Understanding different Medigap underwriting approaches

Gary: Regarding Medigap rating approaches, it appears that community rating is superior to the issue-age or the attained-age rating. I reached this conclusion based on that fact that it is not age related, like the attained-age approach, and not individually health related, like I assume the issue-age rated approach to be. Am I correct here?

Phil Moeller: When a person first becomes eligible for Medicare, they normally have what’s called a guaranteed access period for Medigap. During this period, Medigap insurers are not allowed to discriminate against an applicant based on their health. Having said that, the prices of both issue age and attained age policies may be affected over time by the generally poorer health of pools of older policyholders.

Here are explanations of these approaches that were provided to me for research on my Medicare book. I found them helpful, and hope you do, too:

Attained age rating, when structured properly, reflects the underlying costs for each age. This rating type is used frequently since it is least expensive for younger insureds (e.g., age 65), even though it is most expensive for older insureds. While this structure may provide the lowest rates for someone first eligible for Medicare, rates increase over time for both aging (about 2% to 4% per year up to age 80 or 85) and inflation. At older ages, it may be challenging to pay the higher rates required. For those who want the lowest rates now and who may not expect to live long, attained age rating may provide the best value.

Issue age rating charges a rate that’s a little higher than the cost of benefits during the first few years and invests the excess in a reserve that grows with interest and survivorship. (Survivorship means that the reserve for people who die or terminate their coverage is shared among those who remain.) In later years when the issue age rate is not enough to cover the cost of benefits, the reserve is used to help fund the difference. This structure has a higher initial cost than attained age rating and is not used often except in states that require it (Florida, New Hampshire) or prohibit the use of attained age rating (several states including Idaho). Rates increase for inflation but do not increase due to age. With issue age rating, people enrolling at older ages pay higher rates than people enrolling at younger ages. Issue age rating helps members avoid the higher rate increases associated with attained age rating and can provide excellent value for those who expect to continue their insurance for many years.

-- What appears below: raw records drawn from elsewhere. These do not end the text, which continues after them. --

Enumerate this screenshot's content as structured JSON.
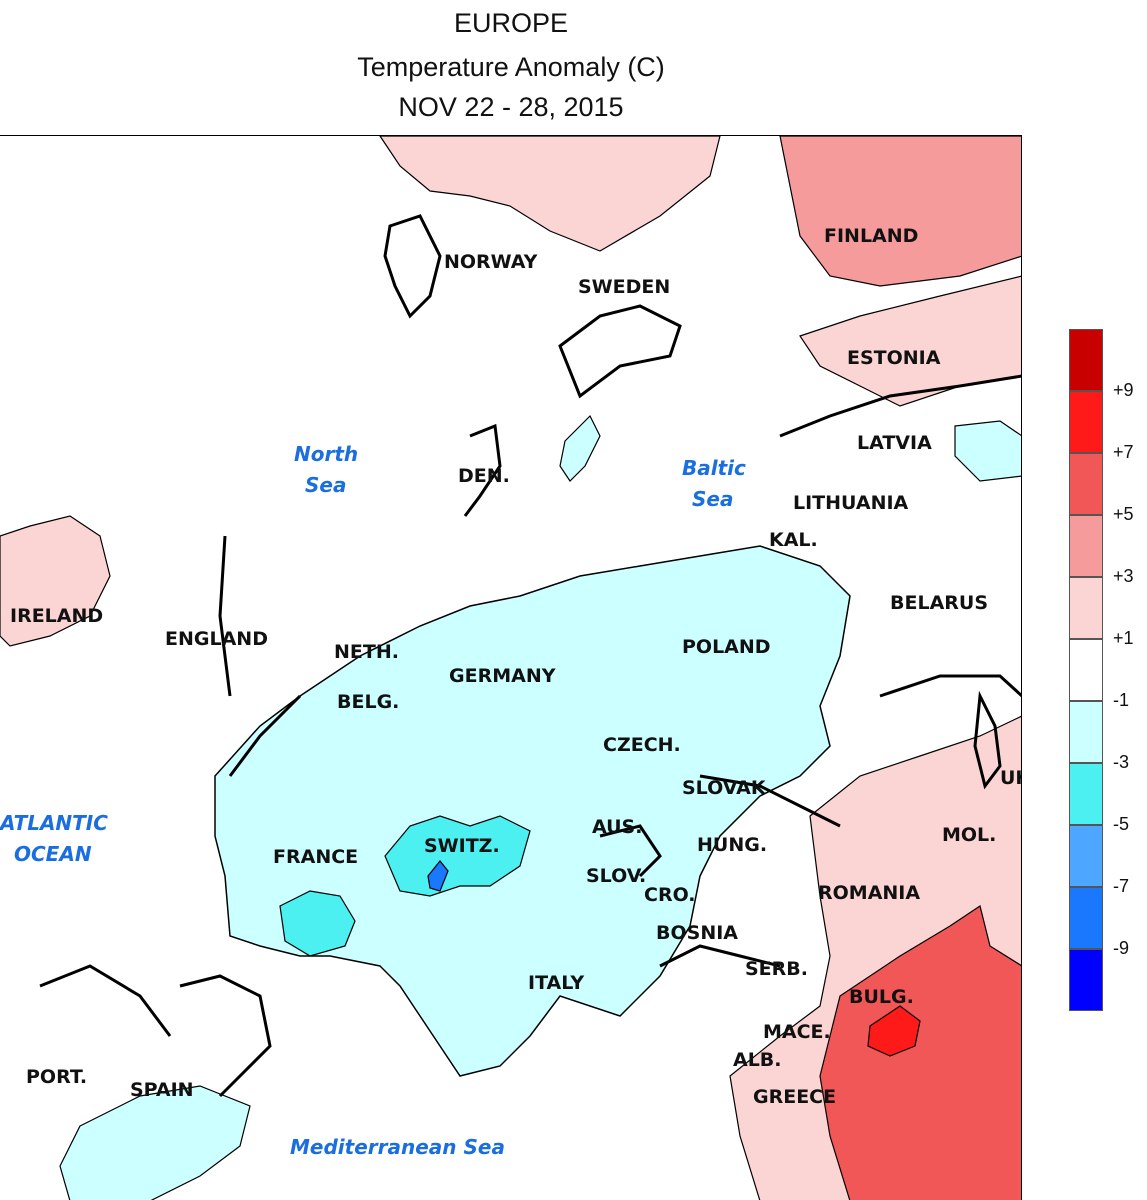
{
  "title": {
    "line1": "EUROPE",
    "line2": "Temperature Anomaly (C)",
    "line3": "NOV 22 - 28, 2015"
  },
  "map": {
    "country_labels": [
      {
        "id": "norway",
        "text": "NORWAY"
      },
      {
        "id": "sweden",
        "text": "SWEDEN"
      },
      {
        "id": "finland",
        "text": "FINLAND"
      },
      {
        "id": "estonia",
        "text": "ESTONIA"
      },
      {
        "id": "latvia",
        "text": "LATVIA"
      },
      {
        "id": "lithuania",
        "text": "LITHUANIA"
      },
      {
        "id": "kal",
        "text": "KAL."
      },
      {
        "id": "belarus",
        "text": "BELARUS"
      },
      {
        "id": "den",
        "text": "DEN."
      },
      {
        "id": "ireland",
        "text": "IRELAND"
      },
      {
        "id": "england",
        "text": "ENGLAND"
      },
      {
        "id": "neth",
        "text": "NETH."
      },
      {
        "id": "belg",
        "text": "BELG."
      },
      {
        "id": "germany",
        "text": "GERMANY"
      },
      {
        "id": "poland",
        "text": "POLAND"
      },
      {
        "id": "czech",
        "text": "CZECH."
      },
      {
        "id": "slovak",
        "text": "SLOVAK"
      },
      {
        "id": "uk",
        "text": "UK"
      },
      {
        "id": "mol",
        "text": "MOL."
      },
      {
        "id": "france",
        "text": "FRANCE"
      },
      {
        "id": "switz",
        "text": "SWITZ."
      },
      {
        "id": "aus",
        "text": "AUS."
      },
      {
        "id": "hung",
        "text": "HUNG."
      },
      {
        "id": "slov",
        "text": "SLOV."
      },
      {
        "id": "cro",
        "text": "CRO."
      },
      {
        "id": "romania",
        "text": "ROMANIA"
      },
      {
        "id": "bosnia",
        "text": "BOSNIA"
      },
      {
        "id": "serb",
        "text": "SERB."
      },
      {
        "id": "italy",
        "text": "ITALY"
      },
      {
        "id": "bulg",
        "text": "BULG."
      },
      {
        "id": "mace",
        "text": "MACE."
      },
      {
        "id": "alb",
        "text": "ALB."
      },
      {
        "id": "greece",
        "text": "GREECE"
      },
      {
        "id": "port",
        "text": "PORT."
      },
      {
        "id": "spain",
        "text": "SPAIN"
      }
    ],
    "sea_labels": {
      "north_sea_1": "North",
      "north_sea_2": "Sea",
      "baltic_sea_1": "Baltic",
      "baltic_sea_2": "Sea",
      "atlantic_1": "ATLANTIC",
      "atlantic_2": "OCEAN",
      "mediterranean": "Mediterranean Sea"
    }
  },
  "legend": {
    "colors": [
      "#c80000",
      "#ff1a1a",
      "#f25757",
      "#f59b9b",
      "#fbd4d4",
      "#ffffff",
      "#ccffff",
      "#4df0f0",
      "#4da6ff",
      "#1a78ff",
      "#0000ff"
    ],
    "labels": [
      "+9",
      "+7",
      "+5",
      "+3",
      "+1",
      "-1",
      "-3",
      "-5",
      "-7",
      "-9"
    ]
  }
}
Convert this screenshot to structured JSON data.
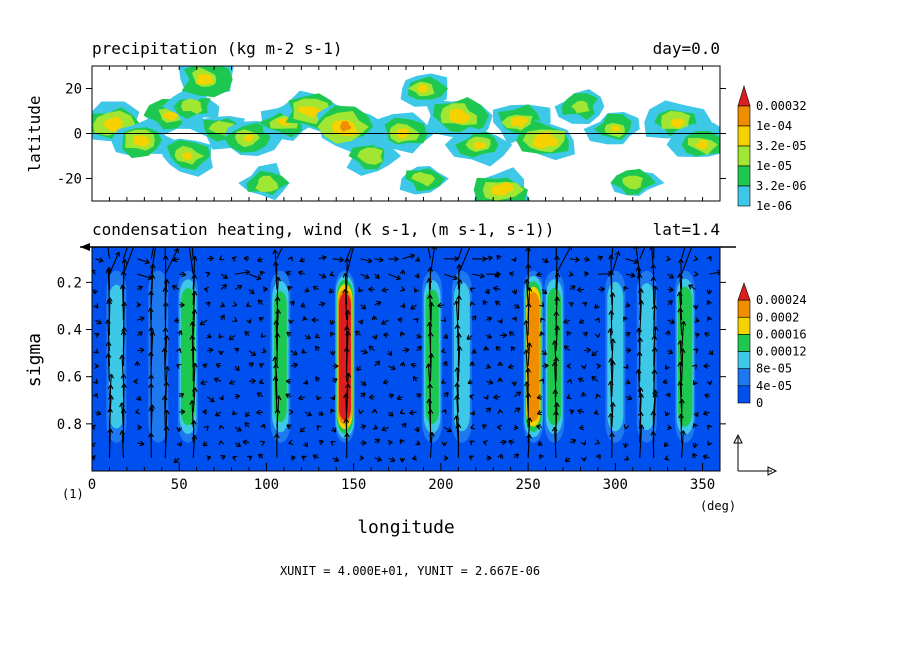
{
  "chart_data": [
    {
      "type": "heatmap",
      "title": "precipitation (kg m-2 s-1)",
      "title_right": "day=0.0",
      "ylabel": "latitude",
      "xlim": [
        0,
        360
      ],
      "ylim": [
        -30,
        30
      ],
      "yticks": [
        {
          "v": 20,
          "label": "20"
        },
        {
          "v": 0,
          "label": "0"
        },
        {
          "v": -20,
          "label": "-20"
        }
      ],
      "levels": [
        "1e-06",
        "3.2e-06",
        "1e-05",
        "3.2e-05",
        "1e-04",
        "0.00032"
      ],
      "colors": [
        "#ffffff",
        "#3cc8e6",
        "#1ec850",
        "#a0e632",
        "#f5d200",
        "#f08c00",
        "#dc1e1e"
      ],
      "centers": [
        {
          "lon": 12,
          "lat": 4,
          "i": 4.3
        },
        {
          "lon": 28,
          "lat": -3,
          "i": 4.0
        },
        {
          "lon": 45,
          "lat": 8,
          "i": 3.8
        },
        {
          "lon": 58,
          "lat": 12,
          "i": 3.2
        },
        {
          "lon": 55,
          "lat": -10,
          "i": 3.6
        },
        {
          "lon": 65,
          "lat": 24,
          "i": 4.0
        },
        {
          "lon": 75,
          "lat": 2,
          "i": 3.4
        },
        {
          "lon": 90,
          "lat": -2,
          "i": 3.5
        },
        {
          "lon": 110,
          "lat": 5,
          "i": 3.6
        },
        {
          "lon": 125,
          "lat": 10,
          "i": 4.2
        },
        {
          "lon": 145,
          "lat": 3,
          "i": 4.8
        },
        {
          "lon": 160,
          "lat": -10,
          "i": 3.4
        },
        {
          "lon": 178,
          "lat": 0,
          "i": 3.8
        },
        {
          "lon": 190,
          "lat": 20,
          "i": 3.6
        },
        {
          "lon": 210,
          "lat": 8,
          "i": 4.3
        },
        {
          "lon": 222,
          "lat": -5,
          "i": 3.6
        },
        {
          "lon": 235,
          "lat": -25,
          "i": 4.2
        },
        {
          "lon": 245,
          "lat": 5,
          "i": 3.9
        },
        {
          "lon": 260,
          "lat": -3,
          "i": 4.4
        },
        {
          "lon": 280,
          "lat": 12,
          "i": 3.2
        },
        {
          "lon": 300,
          "lat": 2,
          "i": 3.5
        },
        {
          "lon": 310,
          "lat": -22,
          "i": 3.3
        },
        {
          "lon": 335,
          "lat": 5,
          "i": 3.9
        },
        {
          "lon": 350,
          "lat": -5,
          "i": 3.7
        },
        {
          "lon": 100,
          "lat": -22,
          "i": 3.4
        },
        {
          "lon": 190,
          "lat": -20,
          "i": 3.2
        }
      ]
    },
    {
      "type": "heatmap",
      "title": "condensation heating, wind (K s-1, (m s-1, s-1))",
      "title_right": "lat=1.4",
      "xlabel": "longitude",
      "ylabel": "sigma",
      "xlim": [
        0,
        360
      ],
      "ylim": [
        1.0,
        0.05
      ],
      "xticks": [
        "0",
        "50",
        "100",
        "150",
        "200",
        "250",
        "300",
        "350"
      ],
      "xunit": "(deg)",
      "yticks": [
        "0.2",
        "0.4",
        "0.6",
        "0.8"
      ],
      "levels": [
        "0",
        "4e-05",
        "8e-05",
        "0.00012",
        "0.00016",
        "0.0002",
        "0.00024"
      ],
      "colors": [
        "#0050f0",
        "#1e78f0",
        "#3cc8e6",
        "#1ec850",
        "#f5d200",
        "#f08c00",
        "#dc1e1e"
      ],
      "columns": [
        {
          "lon": 14,
          "peak": 8e-05
        },
        {
          "lon": 38,
          "peak": 5e-05
        },
        {
          "lon": 55,
          "peak": 0.00013
        },
        {
          "lon": 108,
          "peak": 0.00011
        },
        {
          "lon": 145,
          "peak": 0.00025
        },
        {
          "lon": 195,
          "peak": 0.00012
        },
        {
          "lon": 212,
          "peak": 0.0001
        },
        {
          "lon": 253,
          "peak": 0.00021
        },
        {
          "lon": 265,
          "peak": 0.00013
        },
        {
          "lon": 300,
          "peak": 0.0001
        },
        {
          "lon": 318,
          "peak": 9e-05
        },
        {
          "lon": 340,
          "peak": 0.00014
        }
      ],
      "vector_xunit": "XUNIT = 4.000E+01, YUNIT = 2.667E-06",
      "corner_label": "(1)"
    }
  ]
}
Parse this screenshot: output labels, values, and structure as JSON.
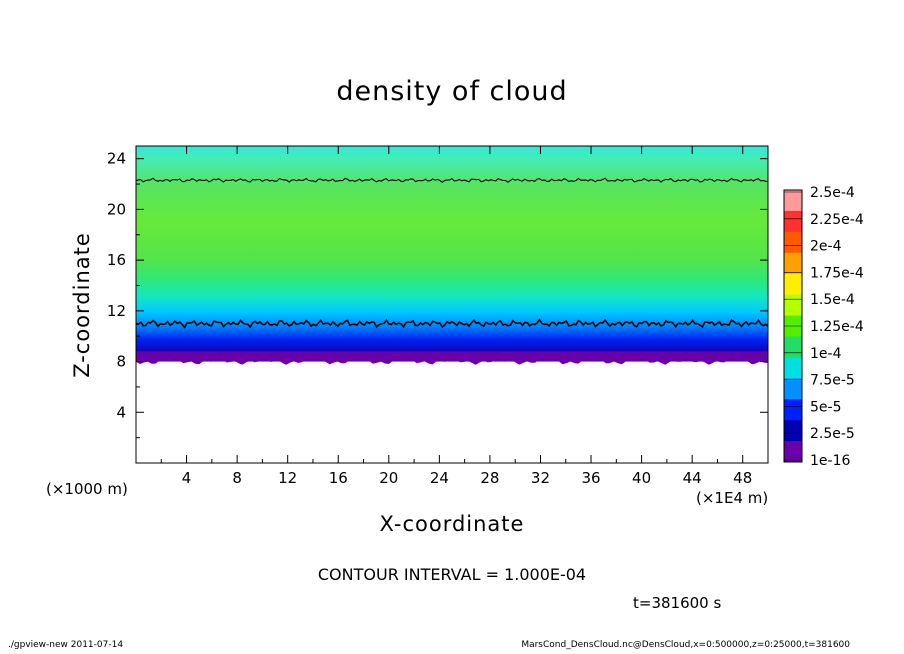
{
  "chart_data": {
    "type": "heatmap",
    "title": "density of cloud",
    "xlabel": "X-coordinate",
    "ylabel": "Z-coordinate",
    "x_unit_label": "(×1000 m)",
    "x_multiplier_label": "(×1E4 m)",
    "xlim": [
      0,
      50
    ],
    "ylim": [
      0,
      25
    ],
    "x_ticks": [
      "4",
      "8",
      "12",
      "16",
      "20",
      "24",
      "28",
      "32",
      "36",
      "40",
      "44",
      "48"
    ],
    "y_ticks": [
      "4",
      "8",
      "12",
      "16",
      "20",
      "24"
    ],
    "x_tick_values": [
      4,
      8,
      12,
      16,
      20,
      24,
      28,
      32,
      36,
      40,
      44,
      48
    ],
    "y_tick_values": [
      4,
      8,
      12,
      16,
      20,
      24
    ],
    "colorbar": {
      "labels": [
        "2.5e-4",
        "2.25e-4",
        "2e-4",
        "1.75e-4",
        "1.5e-4",
        "1.25e-4",
        "1e-4",
        "7.5e-5",
        "5e-5",
        "2.5e-5",
        "1e-16"
      ],
      "colors": [
        "#ff9a9a",
        "#ff3030",
        "#ff5a00",
        "#ffa000",
        "#ffee00",
        "#b4ff00",
        "#55ee00",
        "#22dd66",
        "#00e0e0",
        "#0090ff",
        "#0020ff",
        "#0000b0",
        "#6a00a8"
      ]
    },
    "profile": [
      {
        "z": 8.0,
        "density": 2.5e-05
      },
      {
        "z": 9.0,
        "density": 5e-05
      },
      {
        "z": 10.0,
        "density": 7.5e-05
      },
      {
        "z": 11.0,
        "density": 9e-05
      },
      {
        "z": 13.0,
        "density": 0.00011
      },
      {
        "z": 16.0,
        "density": 0.000135
      },
      {
        "z": 20.0,
        "density": 0.00012
      },
      {
        "z": 22.0,
        "density": 0.0001
      },
      {
        "z": 24.0,
        "density": 8.5e-05
      },
      {
        "z": 25.0,
        "density": 8e-05
      }
    ],
    "cloud_bottom_z": 8.0,
    "contour_levels_z": [
      11.0,
      22.3
    ],
    "contour_interval_label": "CONTOUR INTERVAL = 1.000E-04",
    "time_label": "t=381600 s"
  },
  "footer": {
    "left": "./gpview-new   2011-07-14",
    "right": "MarsCond_DensCloud.nc@DensCloud,x=0:500000,z=0:25000,t=381600"
  }
}
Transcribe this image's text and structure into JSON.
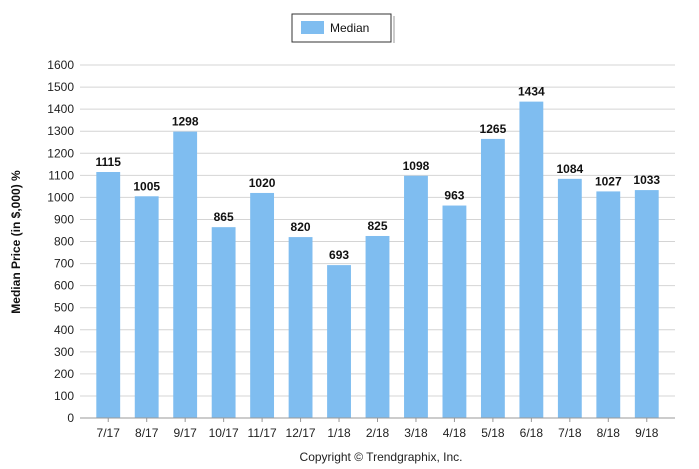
{
  "chart_data": {
    "type": "bar",
    "categories": [
      "7/17",
      "8/17",
      "9/17",
      "10/17",
      "11/17",
      "12/17",
      "1/18",
      "2/18",
      "3/18",
      "4/18",
      "5/18",
      "6/18",
      "7/18",
      "8/18",
      "9/18"
    ],
    "series": [
      {
        "name": "Median",
        "values": [
          1115,
          1005,
          1298,
          865,
          1020,
          820,
          693,
          825,
          1098,
          963,
          1265,
          1434,
          1084,
          1027,
          1033
        ],
        "color": "#7fbdf0"
      }
    ],
    "ylabel": "Median Price (in $,000) %",
    "xlabel": "",
    "ylim": [
      0,
      1600
    ],
    "y_ticks": [
      0,
      100,
      200,
      300,
      400,
      500,
      600,
      700,
      800,
      900,
      1000,
      1100,
      1200,
      1300,
      1400,
      1500,
      1600
    ],
    "grid": true,
    "legend_position": "top-center"
  },
  "footer": {
    "copyright": "Copyright © Trendgraphix, Inc."
  }
}
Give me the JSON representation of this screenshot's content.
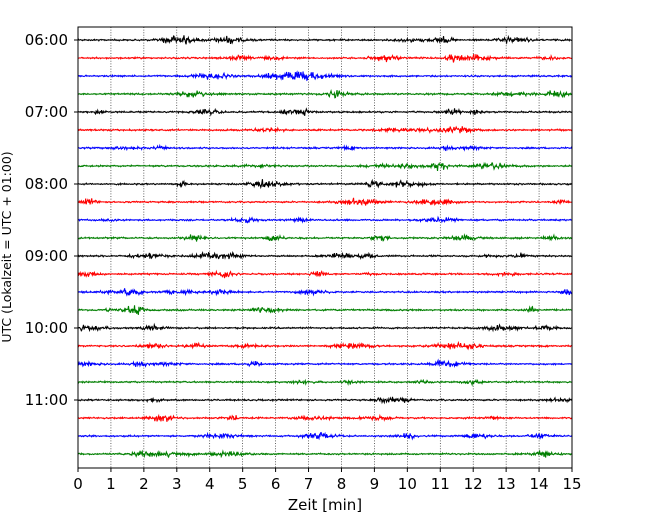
{
  "chart_data": {
    "type": "line",
    "title": "",
    "xlabel": "Zeit  [min]",
    "ylabel": "UTC (Lokalzeit = UTC + 01:00)",
    "xlim": [
      0,
      15
    ],
    "x_ticks": [
      "0",
      "1",
      "2",
      "3",
      "4",
      "5",
      "6",
      "7",
      "8",
      "9",
      "10",
      "11",
      "12",
      "13",
      "14",
      "15"
    ],
    "y_ticks": [
      "06:00",
      "07:00",
      "08:00",
      "09:00",
      "10:00",
      "11:00"
    ],
    "grid": "vertical dotted lines at each minute",
    "trace_colors": [
      "#000000",
      "#ff0000",
      "#0000ff",
      "#007f00"
    ],
    "traces_per_hour": 4,
    "minutes_per_trace": 15,
    "hours": 6,
    "series_start_utc": "06:00",
    "series_end_utc": "12:00"
  }
}
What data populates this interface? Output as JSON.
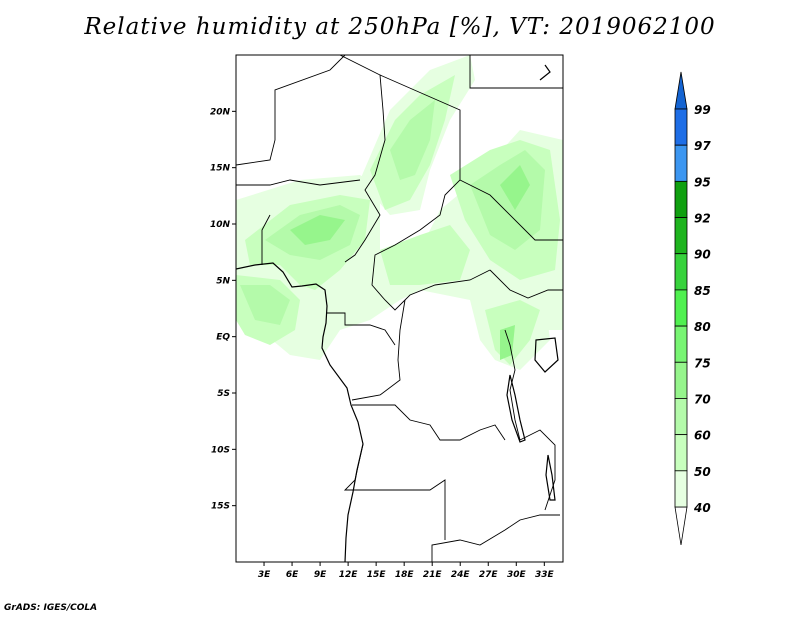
{
  "title": "Relative humidity at 250hPa [%], VT: 2019062100",
  "footer": "GrADS: IGES/COLA",
  "map": {
    "variable": "Relative humidity",
    "level": "250hPa",
    "units": "%",
    "valid_time": "2019062100",
    "lat_ticks": [
      "20N",
      "15N",
      "10N",
      "5N",
      "EQ",
      "5S",
      "10S",
      "15S"
    ],
    "lat_tick_values": [
      20,
      15,
      10,
      5,
      0,
      -5,
      -10,
      -15
    ],
    "lon_ticks": [
      "3E",
      "6E",
      "9E",
      "12E",
      "15E",
      "18E",
      "21E",
      "24E",
      "27E",
      "30E",
      "33E"
    ],
    "lon_tick_values": [
      3,
      6,
      9,
      12,
      15,
      18,
      21,
      24,
      27,
      30,
      33
    ],
    "lon_range": [
      0,
      35
    ],
    "lat_range": [
      -20,
      25
    ]
  },
  "colorbar": {
    "labels": [
      "99",
      "97",
      "95",
      "92",
      "90",
      "85",
      "80",
      "75",
      "70",
      "60",
      "50",
      "40"
    ],
    "segment_colors": [
      "#1e6ee6",
      "#3c96f0",
      "#10a010",
      "#1eb41e",
      "#37d23c",
      "#50f050",
      "#78f573",
      "#96f58c",
      "#b4faaa",
      "#c8ffbe",
      "#e6ffe1"
    ],
    "above_color": "#1464d2",
    "below_color": "#ffffff"
  }
}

With pure community rating, everyone in the community pays the same amount for their plan. (A state may have more than one community, defined by geographic region within the state.) Similar to issue age rating, younger insureds pay more than their average cost of benefits, while older insureds pay less than their average cost of benefits. Unlike issue age rating, there is no reserve build up since today’s younger insureds are subsidizing the extra costs for today’s older insureds. Community rating is required in seven states: Connecticut, Maine, Massachusetts, Minnesota, New York, Vermont and Washington. Pure community rating is not often used in states where it is not required, since community rates are higher for younger insureds than attained age rates and issue age rates. Modified community rating may include rates that vary within the community based on factors other than age. Rates under modified community rating can be competitive with attained age and issue age rates, and can provide excellent value for people of all ages.